Comparing methods for agreement

Researchers working in MRI often compare one MRI technique against another, or an MRI technique against another method of measuring the same quantity. Comparing methods of measurement for agreement requires careful statistical analysis. It is easy to choose the wrong statistical test for this problem. Let’s briefly consider correlation, regression, and the t test for comparing methods, and learn why these techniques are not the most appropriate way of comparing methods for agreement. Then we’ll see why the bias plot does the job properly.

So, you’ve measured data with method 1, and with method 2. You’ve probably plotted the data on a scatter plot. You figure you’ll fit a line to the data, right? Seems like a sensible first step. Your stats package dutifully does as you ask, and spits out a correlation coefficient (a.k.a Pearson’s correlation coefficient, or product-moment correlation coefficient).

The correlation coefficient only states the “straight line” association (the linear relation) between two variables. It is not an indicator of agreement (see Bland & Altman, Lancet 1986, p307-310). This is because it is possible to have a high correlation coefficient when agreement is poor. So let’s try simple linear regression.

Regression is used to show how well one variable (or method) can be used to predict another. You might be tempted to use regression if one of your methods of measurement is a gold standard, or is considered the “true” value. Regression can be useful in this case, because it describes the strength of any relationship between two variables (with the R2 value). However, R2 is not an indication of agreement (agreement may be deduced from the y = mx + c equations, if m is close to 1 and c is close to zero). Modified regression methods are also available if there is imprecision in both the predictor variable (x) and the response variable (y). But there’s a better method of assessing agreement.

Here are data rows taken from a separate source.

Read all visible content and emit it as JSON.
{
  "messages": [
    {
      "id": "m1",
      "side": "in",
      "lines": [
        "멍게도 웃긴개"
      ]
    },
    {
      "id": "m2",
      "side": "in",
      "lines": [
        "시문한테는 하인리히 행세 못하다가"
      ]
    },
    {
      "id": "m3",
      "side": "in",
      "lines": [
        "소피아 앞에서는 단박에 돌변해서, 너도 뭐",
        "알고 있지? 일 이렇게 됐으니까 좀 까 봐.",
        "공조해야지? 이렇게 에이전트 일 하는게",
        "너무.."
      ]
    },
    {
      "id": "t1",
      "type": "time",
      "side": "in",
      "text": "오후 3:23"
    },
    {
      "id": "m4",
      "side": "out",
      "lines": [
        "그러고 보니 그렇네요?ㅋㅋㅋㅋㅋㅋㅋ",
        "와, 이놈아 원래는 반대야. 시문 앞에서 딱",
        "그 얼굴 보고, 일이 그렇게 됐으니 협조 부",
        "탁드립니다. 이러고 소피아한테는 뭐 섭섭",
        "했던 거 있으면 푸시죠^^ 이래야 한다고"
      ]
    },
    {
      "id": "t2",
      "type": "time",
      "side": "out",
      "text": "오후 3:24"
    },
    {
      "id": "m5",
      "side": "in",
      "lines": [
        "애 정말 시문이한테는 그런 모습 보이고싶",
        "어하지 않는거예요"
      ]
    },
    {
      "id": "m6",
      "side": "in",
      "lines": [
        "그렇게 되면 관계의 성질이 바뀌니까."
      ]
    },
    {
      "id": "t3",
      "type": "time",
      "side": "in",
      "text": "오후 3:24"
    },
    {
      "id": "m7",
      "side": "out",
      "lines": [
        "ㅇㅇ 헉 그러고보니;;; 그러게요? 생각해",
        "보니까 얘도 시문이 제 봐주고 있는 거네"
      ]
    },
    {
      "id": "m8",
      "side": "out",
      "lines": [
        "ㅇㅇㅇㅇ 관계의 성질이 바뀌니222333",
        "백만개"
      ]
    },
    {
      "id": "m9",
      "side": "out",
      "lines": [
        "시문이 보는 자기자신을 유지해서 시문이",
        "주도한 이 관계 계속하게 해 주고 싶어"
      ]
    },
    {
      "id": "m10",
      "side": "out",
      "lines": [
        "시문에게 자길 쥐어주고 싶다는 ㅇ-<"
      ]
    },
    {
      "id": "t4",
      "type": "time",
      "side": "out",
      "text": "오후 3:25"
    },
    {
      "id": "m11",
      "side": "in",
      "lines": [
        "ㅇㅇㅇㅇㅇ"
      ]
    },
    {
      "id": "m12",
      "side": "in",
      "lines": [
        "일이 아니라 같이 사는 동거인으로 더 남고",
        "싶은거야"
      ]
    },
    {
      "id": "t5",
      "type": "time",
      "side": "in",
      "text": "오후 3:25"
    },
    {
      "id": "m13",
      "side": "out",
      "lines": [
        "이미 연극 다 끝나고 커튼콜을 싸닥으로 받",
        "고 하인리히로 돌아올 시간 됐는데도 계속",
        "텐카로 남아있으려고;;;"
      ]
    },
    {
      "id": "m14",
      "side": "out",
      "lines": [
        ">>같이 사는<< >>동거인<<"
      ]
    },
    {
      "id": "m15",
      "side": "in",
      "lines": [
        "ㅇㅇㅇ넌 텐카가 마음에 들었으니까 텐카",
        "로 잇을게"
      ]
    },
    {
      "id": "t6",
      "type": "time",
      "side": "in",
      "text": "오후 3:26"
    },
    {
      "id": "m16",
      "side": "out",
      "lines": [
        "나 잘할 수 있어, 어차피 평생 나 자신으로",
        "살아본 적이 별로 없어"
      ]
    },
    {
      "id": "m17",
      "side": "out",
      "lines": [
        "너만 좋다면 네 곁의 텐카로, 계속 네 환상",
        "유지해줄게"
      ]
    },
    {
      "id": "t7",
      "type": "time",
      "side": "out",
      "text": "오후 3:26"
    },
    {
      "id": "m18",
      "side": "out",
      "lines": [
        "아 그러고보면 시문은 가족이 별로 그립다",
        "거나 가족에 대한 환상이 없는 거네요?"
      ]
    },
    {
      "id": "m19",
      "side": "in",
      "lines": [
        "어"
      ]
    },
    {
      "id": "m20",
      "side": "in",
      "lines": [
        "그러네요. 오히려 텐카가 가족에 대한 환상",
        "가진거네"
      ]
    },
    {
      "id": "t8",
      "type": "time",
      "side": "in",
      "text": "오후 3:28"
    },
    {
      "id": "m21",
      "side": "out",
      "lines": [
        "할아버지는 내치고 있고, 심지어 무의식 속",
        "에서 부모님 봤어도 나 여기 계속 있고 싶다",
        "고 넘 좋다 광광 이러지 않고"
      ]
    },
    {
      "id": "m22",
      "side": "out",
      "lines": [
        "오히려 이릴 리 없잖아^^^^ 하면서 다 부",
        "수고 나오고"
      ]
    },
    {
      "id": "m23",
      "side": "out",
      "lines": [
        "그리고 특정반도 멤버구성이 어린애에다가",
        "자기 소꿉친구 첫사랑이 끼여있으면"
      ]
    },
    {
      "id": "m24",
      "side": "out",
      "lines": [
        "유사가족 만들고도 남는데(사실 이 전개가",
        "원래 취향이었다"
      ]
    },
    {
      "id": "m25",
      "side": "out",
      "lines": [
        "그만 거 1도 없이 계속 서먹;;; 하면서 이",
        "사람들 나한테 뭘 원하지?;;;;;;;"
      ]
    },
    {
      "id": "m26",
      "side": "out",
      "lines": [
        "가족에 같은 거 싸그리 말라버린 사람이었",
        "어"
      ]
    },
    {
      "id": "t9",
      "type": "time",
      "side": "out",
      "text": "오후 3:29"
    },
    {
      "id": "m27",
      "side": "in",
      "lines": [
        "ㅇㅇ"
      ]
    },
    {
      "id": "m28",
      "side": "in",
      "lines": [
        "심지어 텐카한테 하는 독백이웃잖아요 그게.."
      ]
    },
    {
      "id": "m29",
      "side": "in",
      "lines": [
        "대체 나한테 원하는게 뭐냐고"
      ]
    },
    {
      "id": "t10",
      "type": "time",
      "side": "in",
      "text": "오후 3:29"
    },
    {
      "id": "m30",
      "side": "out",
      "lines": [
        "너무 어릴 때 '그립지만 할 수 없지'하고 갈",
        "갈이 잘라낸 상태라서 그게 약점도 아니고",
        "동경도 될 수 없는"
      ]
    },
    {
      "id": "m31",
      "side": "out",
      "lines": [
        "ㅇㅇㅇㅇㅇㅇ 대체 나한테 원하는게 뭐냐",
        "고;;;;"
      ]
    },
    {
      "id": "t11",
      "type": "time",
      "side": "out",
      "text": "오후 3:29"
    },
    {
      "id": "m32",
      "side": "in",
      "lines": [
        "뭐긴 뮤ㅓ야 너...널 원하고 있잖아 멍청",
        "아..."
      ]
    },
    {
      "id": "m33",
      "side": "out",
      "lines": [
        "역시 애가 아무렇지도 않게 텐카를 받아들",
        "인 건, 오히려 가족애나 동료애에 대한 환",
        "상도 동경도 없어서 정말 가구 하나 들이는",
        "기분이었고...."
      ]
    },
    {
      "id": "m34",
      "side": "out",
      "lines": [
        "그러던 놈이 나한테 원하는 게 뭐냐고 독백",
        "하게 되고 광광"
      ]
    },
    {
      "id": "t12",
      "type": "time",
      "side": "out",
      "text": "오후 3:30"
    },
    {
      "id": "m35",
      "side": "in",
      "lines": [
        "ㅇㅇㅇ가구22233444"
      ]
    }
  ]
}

What about the t test? Actually, using the t test to compare methods for agreement is just wrong. You might think that when the means are shown to be not significantly different (by a high P value), we deduce that the methods agree, but this is incorrect. The reason for this is that a high scatter of differences between the methods can lead to an important difference in means (that is, bias) being non-significant. In other words, it is possible that poor agreement between two methods can be hidden in the scatter of the data, and the two methods can appear to agree!

A bias plot is appropriate, to show the degree of agreement between two methods of measurement. Bias plots are sometimes referred to as Bland-Altman plots (see the Lancet article linked above). The difference between two methods of measurement is plotted (the ordinate) against the subject mean of the two methods (the abscissa). If one of the methods is a “true” estimate, or gold standard, one can plot the difference between the two methods, vs. that reference method (instead of the mean of the two methods). Read Bland & Altman’s short and easy-to-read article; the bias plot provides a number of visual clues about the agreement between your methods.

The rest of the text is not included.